Perfection doesn't exist. Cut yourself some slack

Pee, Rain, and Perfection

I must have been five or six when the nuns at school first recruited me to act in a play. The day of the premiere, a Saturday, they asked the cast to come early in the afternoon to go over the last details. We were sitting in a circle in the garden, listening to Mother Meléndez as she explained how it would all work. The meeting went on for a long time and I had to pee. I raised my hand.

“May I be excused to go to the bathroom, Mother?”

“The school is closed right now,” she said. “Go to the fence over there. There is a door to the fields outside. Open the door and you can go right in the field. Nobody will see you.”

I walked to the fence, which was a little far, and turned the door handle. It was locked. No matter how much I strained, I couldn’t open it. I went back to my seat. I didn’t dare interrupt the nun, who was talking very animatedly. Hopefully we would be done soon, and I would make it to a real bathroom.

I sat with my legs crossed. The chair’s metal seat had a filigree pattern with holes. I pressed my legs firmly, but after a few minutes, I couldn’t hold the pee any longer. I watched in horror as it started trickling down the seat’s holes and into the ground.

I closed my eyes and repeated in my head, over and over, as if reciting an incantation, “Let it rain, let it rain, let it rain!”

Mother Meléndez stopped talking, looked at me, and jumped off her chair.

“I thought you had gone to the bathroom outside!” She got me up. Now that the chair wasn’t there to contain it, the pee rushed between my legs in a thick, long stream.

“The door was locked,” I said with my eyes lowered, fighting the urge to cry.
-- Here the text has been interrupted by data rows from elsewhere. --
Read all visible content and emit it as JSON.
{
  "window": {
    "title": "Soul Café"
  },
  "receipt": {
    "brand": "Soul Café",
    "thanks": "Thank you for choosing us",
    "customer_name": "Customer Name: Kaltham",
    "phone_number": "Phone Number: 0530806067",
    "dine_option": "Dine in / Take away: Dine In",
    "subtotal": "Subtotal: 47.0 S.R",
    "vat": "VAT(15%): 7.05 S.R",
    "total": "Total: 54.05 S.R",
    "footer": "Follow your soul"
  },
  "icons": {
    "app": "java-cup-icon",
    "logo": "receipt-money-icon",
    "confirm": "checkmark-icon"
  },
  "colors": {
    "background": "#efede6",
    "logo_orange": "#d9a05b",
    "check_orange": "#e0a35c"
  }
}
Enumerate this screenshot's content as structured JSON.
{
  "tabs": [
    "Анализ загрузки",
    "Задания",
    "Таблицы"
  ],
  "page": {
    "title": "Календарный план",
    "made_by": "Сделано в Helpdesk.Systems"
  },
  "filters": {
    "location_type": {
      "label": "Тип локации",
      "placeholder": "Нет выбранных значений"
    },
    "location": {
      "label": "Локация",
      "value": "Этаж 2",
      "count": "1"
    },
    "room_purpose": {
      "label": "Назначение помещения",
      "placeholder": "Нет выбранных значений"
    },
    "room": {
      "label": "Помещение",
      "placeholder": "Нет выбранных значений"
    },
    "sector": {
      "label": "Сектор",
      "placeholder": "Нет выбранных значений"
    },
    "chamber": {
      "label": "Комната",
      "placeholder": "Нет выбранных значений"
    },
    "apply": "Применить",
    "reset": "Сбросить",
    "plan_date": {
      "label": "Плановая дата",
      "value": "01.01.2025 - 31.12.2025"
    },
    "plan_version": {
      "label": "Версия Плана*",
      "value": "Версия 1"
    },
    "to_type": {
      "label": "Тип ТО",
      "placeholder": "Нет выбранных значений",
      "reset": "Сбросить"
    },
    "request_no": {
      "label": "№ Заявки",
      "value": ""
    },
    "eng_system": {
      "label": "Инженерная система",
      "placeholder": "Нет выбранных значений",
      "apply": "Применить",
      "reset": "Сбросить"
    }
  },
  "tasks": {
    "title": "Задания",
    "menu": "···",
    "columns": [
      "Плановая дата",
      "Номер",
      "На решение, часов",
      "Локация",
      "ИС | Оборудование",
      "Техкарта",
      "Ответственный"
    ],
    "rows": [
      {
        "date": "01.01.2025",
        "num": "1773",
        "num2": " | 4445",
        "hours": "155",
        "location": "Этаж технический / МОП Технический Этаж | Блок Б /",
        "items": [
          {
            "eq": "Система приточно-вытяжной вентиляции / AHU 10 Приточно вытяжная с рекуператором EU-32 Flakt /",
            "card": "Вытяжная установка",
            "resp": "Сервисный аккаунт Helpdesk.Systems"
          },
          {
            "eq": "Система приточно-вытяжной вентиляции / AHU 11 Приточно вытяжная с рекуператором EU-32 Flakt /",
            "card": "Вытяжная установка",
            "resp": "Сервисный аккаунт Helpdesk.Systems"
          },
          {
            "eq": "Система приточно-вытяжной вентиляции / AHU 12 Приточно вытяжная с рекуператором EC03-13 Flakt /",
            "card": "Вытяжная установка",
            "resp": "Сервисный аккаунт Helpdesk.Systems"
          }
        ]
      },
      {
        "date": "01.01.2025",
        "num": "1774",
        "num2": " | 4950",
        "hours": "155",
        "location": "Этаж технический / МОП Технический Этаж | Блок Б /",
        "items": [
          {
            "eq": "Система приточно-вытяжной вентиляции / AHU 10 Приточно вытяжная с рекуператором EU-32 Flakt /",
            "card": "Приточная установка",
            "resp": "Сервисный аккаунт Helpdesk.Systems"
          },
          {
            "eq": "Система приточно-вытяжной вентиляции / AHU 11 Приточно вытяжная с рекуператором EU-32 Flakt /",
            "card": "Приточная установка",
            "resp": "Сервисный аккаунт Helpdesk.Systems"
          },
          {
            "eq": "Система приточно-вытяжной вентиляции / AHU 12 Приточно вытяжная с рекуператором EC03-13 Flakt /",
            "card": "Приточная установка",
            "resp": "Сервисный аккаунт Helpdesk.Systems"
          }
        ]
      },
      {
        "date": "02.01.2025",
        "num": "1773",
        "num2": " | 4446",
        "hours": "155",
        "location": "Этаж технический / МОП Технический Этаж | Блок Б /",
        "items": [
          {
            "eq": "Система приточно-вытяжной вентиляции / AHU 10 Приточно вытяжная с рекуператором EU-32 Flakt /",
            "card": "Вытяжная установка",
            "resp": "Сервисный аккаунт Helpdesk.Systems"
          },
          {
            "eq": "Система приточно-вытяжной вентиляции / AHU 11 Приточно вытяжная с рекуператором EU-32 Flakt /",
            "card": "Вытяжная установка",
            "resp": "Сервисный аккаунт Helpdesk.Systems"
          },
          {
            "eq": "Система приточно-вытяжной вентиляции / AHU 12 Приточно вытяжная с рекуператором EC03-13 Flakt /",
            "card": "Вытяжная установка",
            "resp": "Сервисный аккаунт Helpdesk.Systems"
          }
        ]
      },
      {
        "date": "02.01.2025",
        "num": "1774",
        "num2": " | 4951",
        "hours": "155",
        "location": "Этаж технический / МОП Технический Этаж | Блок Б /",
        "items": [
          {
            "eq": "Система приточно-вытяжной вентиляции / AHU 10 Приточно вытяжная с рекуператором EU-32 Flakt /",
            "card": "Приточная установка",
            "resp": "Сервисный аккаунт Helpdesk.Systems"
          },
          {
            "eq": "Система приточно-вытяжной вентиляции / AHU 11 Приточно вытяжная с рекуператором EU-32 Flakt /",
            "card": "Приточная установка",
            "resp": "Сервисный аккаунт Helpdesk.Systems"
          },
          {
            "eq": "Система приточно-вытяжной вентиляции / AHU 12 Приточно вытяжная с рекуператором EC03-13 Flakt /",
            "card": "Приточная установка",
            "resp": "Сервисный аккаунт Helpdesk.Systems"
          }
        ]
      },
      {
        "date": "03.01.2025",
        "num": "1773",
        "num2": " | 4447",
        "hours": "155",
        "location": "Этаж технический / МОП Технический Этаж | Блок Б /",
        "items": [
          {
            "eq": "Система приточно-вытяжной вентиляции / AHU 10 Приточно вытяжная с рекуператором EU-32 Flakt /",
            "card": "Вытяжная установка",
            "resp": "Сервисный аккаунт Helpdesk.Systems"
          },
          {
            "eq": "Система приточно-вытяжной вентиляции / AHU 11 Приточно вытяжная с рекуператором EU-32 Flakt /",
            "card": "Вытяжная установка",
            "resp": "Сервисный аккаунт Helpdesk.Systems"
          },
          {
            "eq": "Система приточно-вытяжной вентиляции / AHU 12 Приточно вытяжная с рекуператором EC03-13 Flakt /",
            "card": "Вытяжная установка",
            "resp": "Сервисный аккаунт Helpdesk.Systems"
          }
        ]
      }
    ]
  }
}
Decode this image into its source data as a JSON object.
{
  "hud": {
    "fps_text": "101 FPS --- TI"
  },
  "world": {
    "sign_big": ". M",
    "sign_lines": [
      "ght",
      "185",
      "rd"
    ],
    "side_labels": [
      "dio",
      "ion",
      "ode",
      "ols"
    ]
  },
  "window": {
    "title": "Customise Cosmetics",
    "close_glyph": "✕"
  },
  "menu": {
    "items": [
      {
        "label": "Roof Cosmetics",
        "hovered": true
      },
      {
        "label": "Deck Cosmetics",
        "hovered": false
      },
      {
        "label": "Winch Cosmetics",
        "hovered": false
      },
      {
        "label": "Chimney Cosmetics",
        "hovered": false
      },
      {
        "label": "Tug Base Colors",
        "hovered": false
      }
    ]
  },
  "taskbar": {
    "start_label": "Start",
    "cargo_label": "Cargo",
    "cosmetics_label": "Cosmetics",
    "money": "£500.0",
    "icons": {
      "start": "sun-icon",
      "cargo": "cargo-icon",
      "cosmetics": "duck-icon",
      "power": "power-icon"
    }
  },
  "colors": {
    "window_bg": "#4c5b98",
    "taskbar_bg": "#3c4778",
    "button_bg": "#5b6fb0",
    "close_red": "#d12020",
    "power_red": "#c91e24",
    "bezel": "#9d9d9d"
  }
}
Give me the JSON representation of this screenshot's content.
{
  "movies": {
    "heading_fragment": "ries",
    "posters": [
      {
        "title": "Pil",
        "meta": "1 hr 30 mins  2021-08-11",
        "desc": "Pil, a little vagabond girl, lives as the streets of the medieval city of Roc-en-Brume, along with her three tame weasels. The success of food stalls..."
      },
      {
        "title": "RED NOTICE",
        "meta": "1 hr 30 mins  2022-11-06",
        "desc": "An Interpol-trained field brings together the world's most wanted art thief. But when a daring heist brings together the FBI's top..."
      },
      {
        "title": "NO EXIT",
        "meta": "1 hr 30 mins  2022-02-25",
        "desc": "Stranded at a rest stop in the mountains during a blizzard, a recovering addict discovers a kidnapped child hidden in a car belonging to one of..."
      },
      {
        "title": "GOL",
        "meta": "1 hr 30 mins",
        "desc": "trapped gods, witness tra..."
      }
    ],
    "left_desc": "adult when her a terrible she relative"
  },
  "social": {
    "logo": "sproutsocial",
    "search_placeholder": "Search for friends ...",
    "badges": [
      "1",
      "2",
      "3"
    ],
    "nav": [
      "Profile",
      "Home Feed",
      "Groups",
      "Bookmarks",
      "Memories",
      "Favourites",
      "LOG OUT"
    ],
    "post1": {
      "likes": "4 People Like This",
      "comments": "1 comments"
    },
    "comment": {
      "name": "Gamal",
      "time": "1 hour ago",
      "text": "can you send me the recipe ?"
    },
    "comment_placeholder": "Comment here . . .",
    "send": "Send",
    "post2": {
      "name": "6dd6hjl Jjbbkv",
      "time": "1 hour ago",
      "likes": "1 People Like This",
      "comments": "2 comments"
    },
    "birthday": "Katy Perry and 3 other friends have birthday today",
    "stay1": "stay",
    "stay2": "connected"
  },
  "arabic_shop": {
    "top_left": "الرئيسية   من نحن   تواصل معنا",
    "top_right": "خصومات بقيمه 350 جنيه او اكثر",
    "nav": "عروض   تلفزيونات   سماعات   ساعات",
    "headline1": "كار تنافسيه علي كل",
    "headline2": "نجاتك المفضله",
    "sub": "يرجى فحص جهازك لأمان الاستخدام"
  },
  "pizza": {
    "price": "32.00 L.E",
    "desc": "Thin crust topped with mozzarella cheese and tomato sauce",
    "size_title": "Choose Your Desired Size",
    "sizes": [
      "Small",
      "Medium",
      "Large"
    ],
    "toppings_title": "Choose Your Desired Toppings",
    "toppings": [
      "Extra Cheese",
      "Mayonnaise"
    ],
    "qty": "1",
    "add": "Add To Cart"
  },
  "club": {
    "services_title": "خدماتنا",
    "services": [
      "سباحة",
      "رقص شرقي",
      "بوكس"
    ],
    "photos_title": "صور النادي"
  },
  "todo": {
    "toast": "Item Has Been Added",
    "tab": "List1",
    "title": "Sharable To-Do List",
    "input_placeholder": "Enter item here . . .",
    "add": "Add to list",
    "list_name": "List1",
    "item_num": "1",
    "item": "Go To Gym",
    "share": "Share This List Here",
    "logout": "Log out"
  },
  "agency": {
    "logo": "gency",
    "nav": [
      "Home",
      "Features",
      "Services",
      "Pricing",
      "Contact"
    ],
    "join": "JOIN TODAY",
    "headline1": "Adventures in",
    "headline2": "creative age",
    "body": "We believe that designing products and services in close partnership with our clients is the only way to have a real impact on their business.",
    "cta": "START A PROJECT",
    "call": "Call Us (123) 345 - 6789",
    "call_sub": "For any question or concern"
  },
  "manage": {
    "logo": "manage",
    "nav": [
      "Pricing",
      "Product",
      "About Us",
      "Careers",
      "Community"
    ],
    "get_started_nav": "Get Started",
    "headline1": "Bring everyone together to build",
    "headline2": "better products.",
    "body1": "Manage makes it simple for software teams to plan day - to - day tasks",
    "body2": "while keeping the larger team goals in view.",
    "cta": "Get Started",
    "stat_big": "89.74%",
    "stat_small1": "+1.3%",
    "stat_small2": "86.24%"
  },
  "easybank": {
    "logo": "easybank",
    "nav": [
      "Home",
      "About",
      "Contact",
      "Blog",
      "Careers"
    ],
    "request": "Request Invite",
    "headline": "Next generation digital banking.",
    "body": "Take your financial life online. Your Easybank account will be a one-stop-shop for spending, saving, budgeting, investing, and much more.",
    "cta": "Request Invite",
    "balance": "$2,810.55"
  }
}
Fortunately, the stream stopped then, as suddenly as it had started.

“Why didn’t you go inside the garden if the door was locked?” Mother Meléndez didn’t sound mad, just surprised.

“I didn’t know I could do it,” I whispered.

She put her arm around my shoulders. “Don’t worry, come with me. I’ll clean you up.”

She took me to the bathroom in a part of the school I’d never seen. She asked me to take my underwear off, gave me a towel to dry myself, left, and came back with an enormous pair of white cotton panties and a plastic bag to put away my wet, smelly ones.

“Here,” she said, “this will do for now.”

I put the huge knickers on. They went well past my belly button. I was scared they would fall off when I walked, but they stayed put. I went to the theater, sheepishly, expecting to find the others laughing and pointing at me behind my back, but everyone was busy getting in costume and talking excitedly about the premiere.

That evening the play went without a hitch. Nobody mentioned the incident in the garden, then or ever. What a relief!

Perfection is overrated

I don’t know about you, but as this little story illustrates, I always foresee how others will react to my mistakes. What I cook up in my head is usually much worse than what ends up happening. Most people are quite understanding when you mess up, as far as you didn’t intend to harm others.

We crave perfection, and being seen as good, but none of us is always good or does everything perfectly. We all have a dark side and we all commit blunders. Accepting our flaws and our faux pas with compassion is the first step to accepting others as whole, imperfect human beings.

cut yourself some slack

I agree with Elizabeth Gilbert. Perfectionism is just a version of fear.

Cut yourself some slack. You don’t need to be perfect all the time. And cut other people some slack. They don’t need you to be perfect in order to appreciate you and love you.

Do you fret for days about your blunders and try to always be perfect?